According to SourceWatch, a project of the Center for Media & Democracy, the brothers are "leading contributors to the Koch family foundations, which supports a network of Conservative organizations and think tanks, including Citizens for a Sound Economy, the Manhattan Institute the Heartland Institute, and the Democratic Leadership Council."
Charles Koch co-founded the Cato Institute in 1977, while David helped launch Citizens for a Sound Economy in 1986.

This is no less stunning than if Scaife or the Coors family were funding the DLC. So do the Kochs just throw money at the DLC -- as long as the Council supports a free-market" (i.e. unrestricted/unregulated corporate power) agenda that the Kochs generally agree with.

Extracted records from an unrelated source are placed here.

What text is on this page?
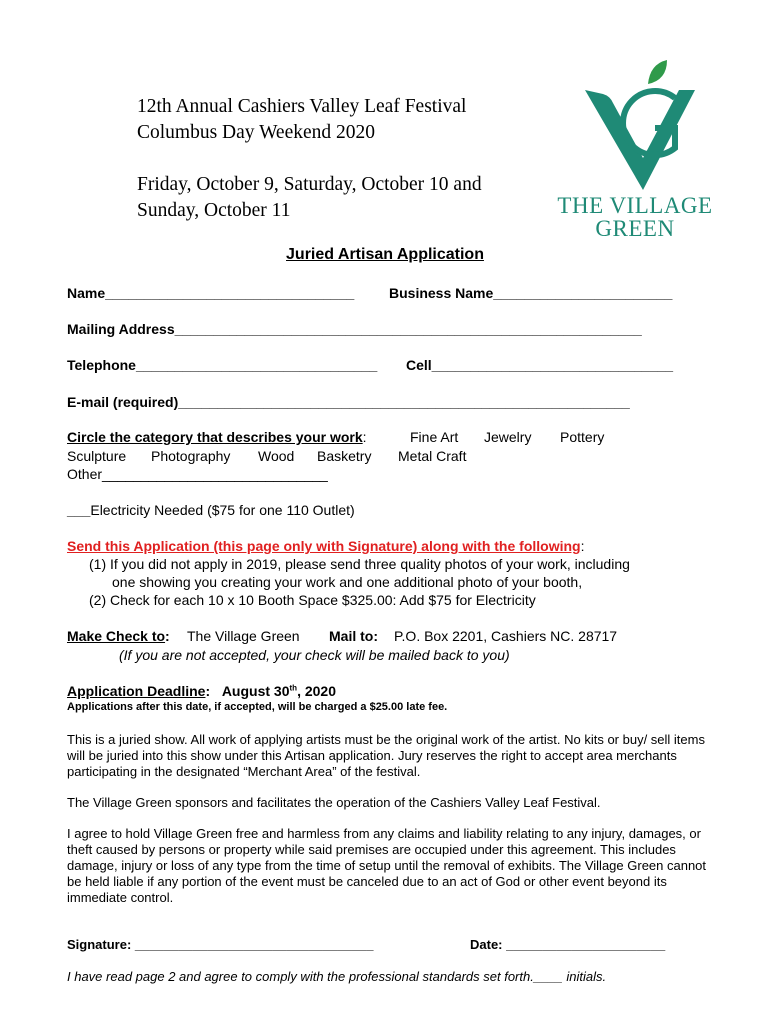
12th Annual Cashiers Valley Leaf Festival
Columbus Day Weekend 2020
Friday, October 9, Saturday, October 10 and
Sunday, October 11	THE VILLAGE
GREEN
Juried Artisan Application
Name________________________________ Business Name_______________________
Mailing Address____________________________________________________________
Telephone_______________________________ Cell_______________________________
E-mail (required)__________________________________________________________
Circle the category that describes your work:	Fine Art Jewelry Pottery
Sculpture Photography Wood Basketry Metal Craft
Other_____________________________
___Electricity Needed ($75 for one 110 Outlet)
Send this Application (this page only with Signature) along with the following:
(1) If you did not apply in 2019, please send three quality photos of your work, including
one showing you creating your work and one additional photo of your booth,
(2) Check for each 10 x 10 Booth Space $325.00: Add $75 for Electricity
Make Check to: The Village Green Mail to: P.O. Box 2201, Cashiers NC. 28717
(If you are not accepted, your check will be mailed back to you)
Application Deadline: August 30th, 2020
Applications after this date, if accepted, will be charged a $25.00 late fee.
This is a juried show. All work of applying artists must be the original work of the artist. No kits or buy/ sell items will be juried into this show under this Artisan application. Jury reserves the right to accept area merchants participating in the designated “Merchant Area” of the festival.
The Village Green sponsors and facilitates the operation of the Cashiers Valley Leaf Festival.
I agree to hold Village Green free and harmless from any claims and liability relating to any injury, damages, or theft caused by persons or property while said premises are occupied under this agreement. This includes damage, injury or loss of any type from the time of setup until the removal of exhibits. The Village Green cannot be held liable if any portion of the event must be canceled due to an act of God or other event beyond its immediate control.
Signature: _________________________________	Date: ______________________
I have read page 2 and agree to comply with the professional standards set forth.____ initials.
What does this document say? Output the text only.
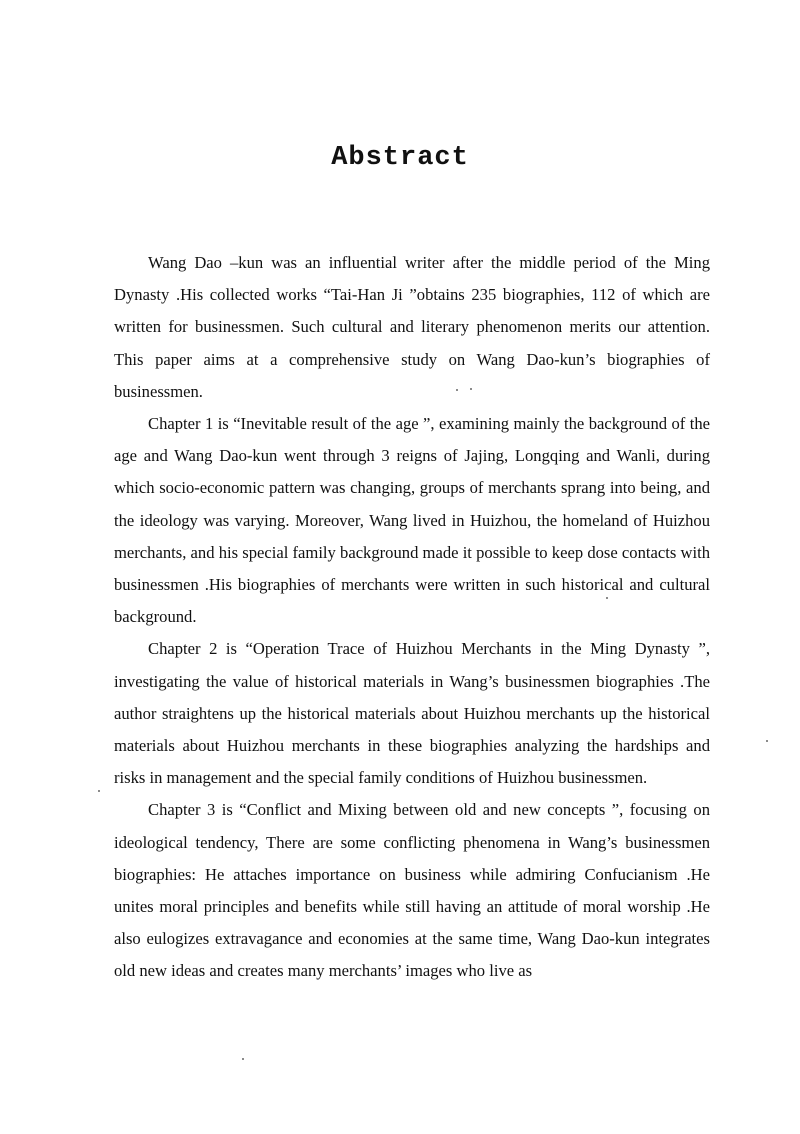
Abstract

Wang Dao –kun was an influential writer after the middle period of the Ming Dynasty .His collected works “Tai-Han Ji ”obtains 235 biographies, 112 of which are written for businessmen. Such cultural and literary phenomenon merits our attention. This paper aims at a comprehensive study on Wang Dao-kun’s biographies of businessmen.

Chapter 1 is “Inevitable result of the age ”, examining mainly the background of the age and Wang Dao-kun went through 3 reigns of Jajing, Longqing and Wanli, during which socio-economic pattern was changing, groups of merchants sprang into being, and the ideology was varying. Moreover, Wang lived in Huizhou, the homeland of Huizhou merchants, and his special family background made it possible to keep dose contacts with businessmen .His biographies of merchants were written in such historical and cultural background.

Chapter 2 is “Operation Trace of Huizhou Merchants in the Ming Dynasty ”, investigating the value of historical materials in Wang’s businessmen biographies .The author straightens up the historical materials about Huizhou merchants up the historical materials about Huizhou merchants in these biographies analyzing the hardships and risks in management and the special family conditions of Huizhou businessmen.

Chapter 3 is “Conflict and Mixing between old and new concepts ”, focusing on ideological tendency, There are some conflicting phenomena in Wang’s businessmen biographies: He attaches importance on business while admiring Confucianism .He unites moral principles and benefits while still having an attitude of moral worship .He also eulogizes extravagance and economies at the same time, Wang Dao-kun integrates old new ideas and creates many merchants’ images who live as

Or is it more than just that -- does this really buttress what Greens and other disaffected liberals contend -- that the DNC has just become a party of "Republicrats", thanks especially to the DLC? They would say that corporate backers like the rightwing/libertarian Kochs have co-opted the Democratic establishment -- a hostile takeover of (what was once) the opposition.
A Washington Post interview with Thomas Frank, author of "What's the Matter with Kansas?", touches on this question.

In the concluding chapter of "Kansas," Frank assigns "a large part of the blame for the backlash phenomenon" to the "criminal stupidity" of the Democratic Party in abandoning its commitment to labor and economic justice in pursuit of white-collar votes and corporate contributions. The DLC in particular, he writes, thinks that "to collect the votes and -- more important -- the money of these coveted constituencies," Democrats must stand firm on issues like abortion rights while making "endless concessions on economic issues" such as NAFTA, welfare, privatization and deregulation. The result? Democrats become Tweedledum to the Republicans' Tweedledee on the laissez-faire economy, leaving their opponents free to woo blue-collar voters with backlash issues.